Based upon the foregoing, and subject to the additional assumptions and qualifications set forth hereto, we advise you that, in our opinion, (i) when the Shares have been issued and delivered against payment therefor in accordance with the terms of the Purchase Agreement, the Shares


will be validly issued, fully paid and non-assessable, and (ii) when the shares of the Company’s common stock issuable upon conversion of the Preferred Shares (the “Underlying Shares”) are issued and delivered in accordance with the terms of the Company’s Amended and Restated Certificate of Incorporation and the Company’s Certificate of Designations, Preferences and Rights of Series A Convertible Preferred Stock, dated March 5, 2018, such Underlying Shares will be validly issued, fully paid and non-assessable and (iii) the Warrants, when the Warrants are executed and delivered against payment therefor pursuant to the Purchase Agreement, will be valid and binding obligations of the Company, enforceable in accordance with their terms, subject to applicable bankruptcy, insolvency and similar laws affecting creditors’ rights generally, concepts of reasonableness and equitable principles of general applicability, provided that we express no opinion as to the validity, legally binding effect or enforceability of any provision in the Warrants that requires or relates to adjustments to the exercise price at a price or in an amount that a court would determine in the circumstances under applicable law to be commercially unreasonable or a penalty or forfeiture. As of the date hereof, the Warrant Shares have been duly authorized and reserved for issuance pursuant to the terms of the Warrants and, when issued and delivered upon exercise of the Warrants in accordance with the terms of the Warrants, will be validly issued, fully paid and non-assessable. The issuance of the Warrants and the Warrant Shares upon exercise of the Warrants is not subject to any preemptive or, to our knowledge, other similar rights.
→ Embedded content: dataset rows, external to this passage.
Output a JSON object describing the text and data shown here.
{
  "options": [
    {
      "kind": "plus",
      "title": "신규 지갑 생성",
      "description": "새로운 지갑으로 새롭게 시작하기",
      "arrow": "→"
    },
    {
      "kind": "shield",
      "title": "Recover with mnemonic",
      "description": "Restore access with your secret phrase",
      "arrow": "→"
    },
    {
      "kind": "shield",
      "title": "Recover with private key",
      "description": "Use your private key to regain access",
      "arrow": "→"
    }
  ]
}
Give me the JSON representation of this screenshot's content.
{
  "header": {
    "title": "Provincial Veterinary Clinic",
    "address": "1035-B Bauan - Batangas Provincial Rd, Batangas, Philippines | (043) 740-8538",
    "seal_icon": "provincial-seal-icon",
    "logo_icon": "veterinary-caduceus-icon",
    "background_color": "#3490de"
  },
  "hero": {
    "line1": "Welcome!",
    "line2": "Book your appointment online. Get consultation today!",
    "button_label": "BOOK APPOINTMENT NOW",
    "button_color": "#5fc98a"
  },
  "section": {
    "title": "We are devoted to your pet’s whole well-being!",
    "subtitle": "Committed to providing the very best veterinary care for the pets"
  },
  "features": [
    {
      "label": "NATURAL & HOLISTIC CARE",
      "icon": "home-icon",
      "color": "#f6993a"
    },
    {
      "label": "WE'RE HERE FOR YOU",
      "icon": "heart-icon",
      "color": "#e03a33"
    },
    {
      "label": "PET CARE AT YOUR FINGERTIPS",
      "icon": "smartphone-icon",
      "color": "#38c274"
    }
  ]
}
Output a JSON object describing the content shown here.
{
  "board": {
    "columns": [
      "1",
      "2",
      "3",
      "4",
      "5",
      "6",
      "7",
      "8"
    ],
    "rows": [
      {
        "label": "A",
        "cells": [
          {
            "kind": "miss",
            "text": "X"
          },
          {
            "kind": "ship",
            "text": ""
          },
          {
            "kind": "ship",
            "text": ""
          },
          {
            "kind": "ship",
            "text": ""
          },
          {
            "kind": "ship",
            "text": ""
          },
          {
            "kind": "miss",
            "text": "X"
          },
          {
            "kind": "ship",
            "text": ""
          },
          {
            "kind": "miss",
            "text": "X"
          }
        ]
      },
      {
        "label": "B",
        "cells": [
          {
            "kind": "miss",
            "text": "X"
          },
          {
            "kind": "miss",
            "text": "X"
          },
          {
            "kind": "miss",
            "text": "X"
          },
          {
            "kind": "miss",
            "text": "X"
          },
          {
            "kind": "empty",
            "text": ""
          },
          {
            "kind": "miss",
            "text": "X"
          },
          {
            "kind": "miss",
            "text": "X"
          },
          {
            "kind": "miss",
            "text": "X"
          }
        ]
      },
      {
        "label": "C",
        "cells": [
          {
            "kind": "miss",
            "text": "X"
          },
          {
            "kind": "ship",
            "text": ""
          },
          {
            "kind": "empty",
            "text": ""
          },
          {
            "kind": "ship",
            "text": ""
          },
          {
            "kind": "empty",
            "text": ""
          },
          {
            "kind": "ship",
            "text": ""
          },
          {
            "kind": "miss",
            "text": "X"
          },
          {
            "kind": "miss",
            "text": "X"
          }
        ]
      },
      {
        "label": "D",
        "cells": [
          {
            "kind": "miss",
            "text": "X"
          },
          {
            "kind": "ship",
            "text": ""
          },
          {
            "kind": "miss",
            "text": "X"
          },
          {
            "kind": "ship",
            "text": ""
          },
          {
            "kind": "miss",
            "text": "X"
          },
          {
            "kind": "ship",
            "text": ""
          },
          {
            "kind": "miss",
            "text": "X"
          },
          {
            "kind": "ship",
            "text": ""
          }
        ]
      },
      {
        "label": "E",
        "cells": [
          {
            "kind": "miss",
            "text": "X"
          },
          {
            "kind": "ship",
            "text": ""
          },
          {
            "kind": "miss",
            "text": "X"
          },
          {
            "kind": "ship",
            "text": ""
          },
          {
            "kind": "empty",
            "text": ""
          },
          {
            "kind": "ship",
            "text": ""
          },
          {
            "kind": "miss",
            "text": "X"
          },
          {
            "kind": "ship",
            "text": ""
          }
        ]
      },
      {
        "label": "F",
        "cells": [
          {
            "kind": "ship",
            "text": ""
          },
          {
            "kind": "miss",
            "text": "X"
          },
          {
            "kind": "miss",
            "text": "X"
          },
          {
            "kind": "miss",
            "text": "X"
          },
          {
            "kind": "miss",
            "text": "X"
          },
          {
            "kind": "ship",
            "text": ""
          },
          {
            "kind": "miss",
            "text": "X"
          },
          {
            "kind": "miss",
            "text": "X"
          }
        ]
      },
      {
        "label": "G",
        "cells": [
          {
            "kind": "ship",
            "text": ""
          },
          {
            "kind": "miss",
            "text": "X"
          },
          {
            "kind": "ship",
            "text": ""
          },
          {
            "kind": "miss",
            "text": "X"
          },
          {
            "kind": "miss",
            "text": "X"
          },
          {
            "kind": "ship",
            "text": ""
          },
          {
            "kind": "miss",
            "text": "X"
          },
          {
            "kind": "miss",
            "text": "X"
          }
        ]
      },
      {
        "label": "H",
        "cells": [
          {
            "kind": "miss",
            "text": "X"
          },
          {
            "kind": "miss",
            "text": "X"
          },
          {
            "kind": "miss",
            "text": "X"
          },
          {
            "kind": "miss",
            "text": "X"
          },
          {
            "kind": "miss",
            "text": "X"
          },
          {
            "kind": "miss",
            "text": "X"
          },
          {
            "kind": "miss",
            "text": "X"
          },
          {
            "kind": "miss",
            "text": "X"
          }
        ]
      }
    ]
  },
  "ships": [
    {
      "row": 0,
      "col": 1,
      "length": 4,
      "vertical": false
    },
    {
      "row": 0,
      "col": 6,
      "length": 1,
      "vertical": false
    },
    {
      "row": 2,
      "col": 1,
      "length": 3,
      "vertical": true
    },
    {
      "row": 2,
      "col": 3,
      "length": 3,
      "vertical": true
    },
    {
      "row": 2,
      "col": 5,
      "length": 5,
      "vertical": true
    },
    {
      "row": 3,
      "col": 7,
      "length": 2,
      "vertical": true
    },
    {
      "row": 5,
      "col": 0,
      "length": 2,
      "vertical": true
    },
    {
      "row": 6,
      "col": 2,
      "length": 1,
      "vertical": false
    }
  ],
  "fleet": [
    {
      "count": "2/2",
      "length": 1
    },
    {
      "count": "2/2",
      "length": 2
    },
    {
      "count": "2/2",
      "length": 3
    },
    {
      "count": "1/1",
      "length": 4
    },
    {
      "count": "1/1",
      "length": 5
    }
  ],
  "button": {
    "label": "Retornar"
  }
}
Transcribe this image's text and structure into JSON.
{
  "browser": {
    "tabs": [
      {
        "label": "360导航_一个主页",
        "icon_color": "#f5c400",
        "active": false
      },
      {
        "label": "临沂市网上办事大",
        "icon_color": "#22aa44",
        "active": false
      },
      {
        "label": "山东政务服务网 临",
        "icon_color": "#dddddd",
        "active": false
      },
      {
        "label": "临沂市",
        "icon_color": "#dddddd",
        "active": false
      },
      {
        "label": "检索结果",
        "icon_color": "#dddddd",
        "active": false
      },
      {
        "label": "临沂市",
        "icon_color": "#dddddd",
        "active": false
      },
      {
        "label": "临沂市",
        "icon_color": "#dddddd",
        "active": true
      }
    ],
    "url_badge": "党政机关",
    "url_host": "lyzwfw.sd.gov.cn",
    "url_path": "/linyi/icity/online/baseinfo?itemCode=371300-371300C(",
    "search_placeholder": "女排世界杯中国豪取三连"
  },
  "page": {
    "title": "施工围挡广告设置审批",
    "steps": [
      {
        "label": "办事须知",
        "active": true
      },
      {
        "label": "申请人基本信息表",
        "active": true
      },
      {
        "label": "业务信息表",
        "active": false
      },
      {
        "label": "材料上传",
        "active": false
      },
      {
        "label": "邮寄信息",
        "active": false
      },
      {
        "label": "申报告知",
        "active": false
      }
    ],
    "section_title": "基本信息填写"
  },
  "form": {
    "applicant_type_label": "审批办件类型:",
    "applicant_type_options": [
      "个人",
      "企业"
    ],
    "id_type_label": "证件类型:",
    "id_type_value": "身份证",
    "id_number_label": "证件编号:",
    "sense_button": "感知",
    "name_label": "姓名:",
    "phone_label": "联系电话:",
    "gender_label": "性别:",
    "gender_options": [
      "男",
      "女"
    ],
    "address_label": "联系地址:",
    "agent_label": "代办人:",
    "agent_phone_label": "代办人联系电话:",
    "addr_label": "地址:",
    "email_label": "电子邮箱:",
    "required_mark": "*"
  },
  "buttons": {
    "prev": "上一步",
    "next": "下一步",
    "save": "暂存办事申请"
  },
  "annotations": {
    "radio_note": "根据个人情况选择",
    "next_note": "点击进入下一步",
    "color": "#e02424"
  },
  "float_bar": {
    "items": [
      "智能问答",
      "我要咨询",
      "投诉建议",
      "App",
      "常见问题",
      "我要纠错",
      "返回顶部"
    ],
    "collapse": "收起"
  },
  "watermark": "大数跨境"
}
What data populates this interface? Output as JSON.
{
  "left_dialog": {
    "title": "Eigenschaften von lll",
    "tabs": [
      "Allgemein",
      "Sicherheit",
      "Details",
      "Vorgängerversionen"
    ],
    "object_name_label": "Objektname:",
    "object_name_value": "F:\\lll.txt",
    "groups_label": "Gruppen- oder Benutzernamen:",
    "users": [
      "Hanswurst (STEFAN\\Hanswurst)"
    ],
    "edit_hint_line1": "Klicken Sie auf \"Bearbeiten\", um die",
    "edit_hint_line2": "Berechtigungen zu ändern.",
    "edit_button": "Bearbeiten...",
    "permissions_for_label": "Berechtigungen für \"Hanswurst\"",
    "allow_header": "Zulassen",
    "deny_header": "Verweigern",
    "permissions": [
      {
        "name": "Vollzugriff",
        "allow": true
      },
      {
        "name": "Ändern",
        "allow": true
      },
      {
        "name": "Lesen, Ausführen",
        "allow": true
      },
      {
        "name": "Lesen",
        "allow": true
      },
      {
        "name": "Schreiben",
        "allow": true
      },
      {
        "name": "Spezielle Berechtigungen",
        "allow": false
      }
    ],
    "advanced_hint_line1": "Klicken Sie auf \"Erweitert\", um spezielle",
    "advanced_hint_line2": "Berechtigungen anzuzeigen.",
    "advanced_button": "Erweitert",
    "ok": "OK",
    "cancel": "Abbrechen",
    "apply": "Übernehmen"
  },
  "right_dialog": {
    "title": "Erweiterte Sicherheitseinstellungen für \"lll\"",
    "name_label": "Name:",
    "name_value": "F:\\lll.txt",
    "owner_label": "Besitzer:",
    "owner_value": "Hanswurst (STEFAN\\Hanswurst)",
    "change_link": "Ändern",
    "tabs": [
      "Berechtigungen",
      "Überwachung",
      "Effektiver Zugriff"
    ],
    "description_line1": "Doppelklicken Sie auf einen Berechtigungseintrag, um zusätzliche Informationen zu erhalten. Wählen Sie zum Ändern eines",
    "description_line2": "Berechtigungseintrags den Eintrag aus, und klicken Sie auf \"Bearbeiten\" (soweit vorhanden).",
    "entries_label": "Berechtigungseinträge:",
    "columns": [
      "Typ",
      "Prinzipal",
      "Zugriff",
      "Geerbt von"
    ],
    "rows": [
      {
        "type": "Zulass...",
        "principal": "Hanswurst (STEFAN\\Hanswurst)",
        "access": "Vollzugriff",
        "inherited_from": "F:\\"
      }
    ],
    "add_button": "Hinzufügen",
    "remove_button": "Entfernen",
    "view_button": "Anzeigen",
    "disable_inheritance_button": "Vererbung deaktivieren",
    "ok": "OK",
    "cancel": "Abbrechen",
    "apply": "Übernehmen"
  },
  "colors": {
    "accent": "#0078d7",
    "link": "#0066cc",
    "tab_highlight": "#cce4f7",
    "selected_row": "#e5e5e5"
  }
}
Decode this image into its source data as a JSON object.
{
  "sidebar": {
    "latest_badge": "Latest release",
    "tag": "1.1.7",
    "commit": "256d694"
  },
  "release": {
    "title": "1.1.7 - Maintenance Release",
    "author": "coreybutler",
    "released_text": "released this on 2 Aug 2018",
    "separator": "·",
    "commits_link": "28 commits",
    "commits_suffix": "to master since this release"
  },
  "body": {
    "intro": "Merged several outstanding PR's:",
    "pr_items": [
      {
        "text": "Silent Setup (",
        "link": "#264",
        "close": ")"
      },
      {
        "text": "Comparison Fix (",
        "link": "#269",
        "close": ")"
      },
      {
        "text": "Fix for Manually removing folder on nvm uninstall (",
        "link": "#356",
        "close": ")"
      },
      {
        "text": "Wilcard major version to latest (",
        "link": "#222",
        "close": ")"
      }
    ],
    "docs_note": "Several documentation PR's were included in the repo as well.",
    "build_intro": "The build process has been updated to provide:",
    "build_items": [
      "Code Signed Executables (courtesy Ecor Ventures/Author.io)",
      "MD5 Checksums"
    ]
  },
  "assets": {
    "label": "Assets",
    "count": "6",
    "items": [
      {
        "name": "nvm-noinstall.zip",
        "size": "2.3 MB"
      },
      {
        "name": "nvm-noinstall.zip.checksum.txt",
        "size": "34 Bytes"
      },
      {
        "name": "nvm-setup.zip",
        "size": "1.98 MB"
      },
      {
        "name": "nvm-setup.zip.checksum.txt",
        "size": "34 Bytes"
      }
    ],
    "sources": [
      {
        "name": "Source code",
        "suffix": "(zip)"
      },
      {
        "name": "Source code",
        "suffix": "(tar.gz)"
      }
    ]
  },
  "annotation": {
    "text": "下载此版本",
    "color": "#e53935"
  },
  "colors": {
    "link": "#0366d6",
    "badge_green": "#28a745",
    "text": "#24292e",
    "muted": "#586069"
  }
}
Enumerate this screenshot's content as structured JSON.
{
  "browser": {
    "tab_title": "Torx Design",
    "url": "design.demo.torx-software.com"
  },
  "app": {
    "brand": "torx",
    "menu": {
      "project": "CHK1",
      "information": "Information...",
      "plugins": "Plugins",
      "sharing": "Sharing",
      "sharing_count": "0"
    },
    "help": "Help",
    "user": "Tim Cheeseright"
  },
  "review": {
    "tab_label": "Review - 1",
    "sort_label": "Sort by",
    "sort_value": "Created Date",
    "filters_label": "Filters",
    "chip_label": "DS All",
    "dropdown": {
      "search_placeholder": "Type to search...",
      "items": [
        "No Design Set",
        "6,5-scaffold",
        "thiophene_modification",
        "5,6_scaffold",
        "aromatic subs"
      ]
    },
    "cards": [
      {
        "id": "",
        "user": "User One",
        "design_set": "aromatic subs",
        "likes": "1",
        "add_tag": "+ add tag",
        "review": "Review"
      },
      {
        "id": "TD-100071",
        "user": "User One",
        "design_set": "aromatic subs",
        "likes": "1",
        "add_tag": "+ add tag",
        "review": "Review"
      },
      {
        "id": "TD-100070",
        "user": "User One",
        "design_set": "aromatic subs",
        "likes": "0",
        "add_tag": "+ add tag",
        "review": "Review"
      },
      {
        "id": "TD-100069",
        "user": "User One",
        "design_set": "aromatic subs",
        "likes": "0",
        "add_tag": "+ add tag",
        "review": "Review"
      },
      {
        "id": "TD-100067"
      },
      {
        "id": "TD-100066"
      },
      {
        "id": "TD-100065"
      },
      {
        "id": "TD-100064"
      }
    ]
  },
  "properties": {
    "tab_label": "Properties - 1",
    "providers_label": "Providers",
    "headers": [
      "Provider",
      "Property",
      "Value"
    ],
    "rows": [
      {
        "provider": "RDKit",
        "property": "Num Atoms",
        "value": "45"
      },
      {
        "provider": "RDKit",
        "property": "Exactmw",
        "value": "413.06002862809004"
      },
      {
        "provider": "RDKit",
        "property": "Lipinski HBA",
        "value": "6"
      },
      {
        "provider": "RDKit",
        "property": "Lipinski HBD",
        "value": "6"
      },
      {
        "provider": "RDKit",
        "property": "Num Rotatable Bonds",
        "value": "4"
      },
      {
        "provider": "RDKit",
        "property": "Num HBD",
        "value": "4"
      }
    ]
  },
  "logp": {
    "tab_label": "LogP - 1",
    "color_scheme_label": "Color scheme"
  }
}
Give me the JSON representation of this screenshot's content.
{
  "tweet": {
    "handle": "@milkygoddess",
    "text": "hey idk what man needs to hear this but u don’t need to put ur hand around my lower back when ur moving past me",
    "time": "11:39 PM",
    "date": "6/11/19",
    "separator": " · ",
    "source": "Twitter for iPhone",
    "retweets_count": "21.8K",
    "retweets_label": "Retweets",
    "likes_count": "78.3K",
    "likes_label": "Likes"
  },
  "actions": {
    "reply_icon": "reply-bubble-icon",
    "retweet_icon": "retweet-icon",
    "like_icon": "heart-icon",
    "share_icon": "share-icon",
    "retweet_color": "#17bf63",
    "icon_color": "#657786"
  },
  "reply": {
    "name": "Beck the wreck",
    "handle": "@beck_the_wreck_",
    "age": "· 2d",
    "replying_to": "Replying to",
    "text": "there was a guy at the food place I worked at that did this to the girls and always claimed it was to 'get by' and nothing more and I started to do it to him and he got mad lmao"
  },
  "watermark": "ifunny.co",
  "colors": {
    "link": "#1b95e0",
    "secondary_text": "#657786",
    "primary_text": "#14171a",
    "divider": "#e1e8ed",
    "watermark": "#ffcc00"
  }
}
We are members of the Bars of the States of New York and California and the foregoing opinion is limited to the General Corporation Law of the State of Delaware.

[Signature Page Follows]


We hereby consent to the filing of this opinion as an exhibit to a report on Form 8-K to be filed by the Company and its incorporation by reference into the Registration Statements and further consent to the reference to our name under the caption “Legal Matters” in the prospectus supplement relating to the offering of the Shares and the Warrants, which is a part of the Registration Statements. In giving this consent, we do not admit that we are in the category of persons whose consent is required under Section 7 of the Securities Act.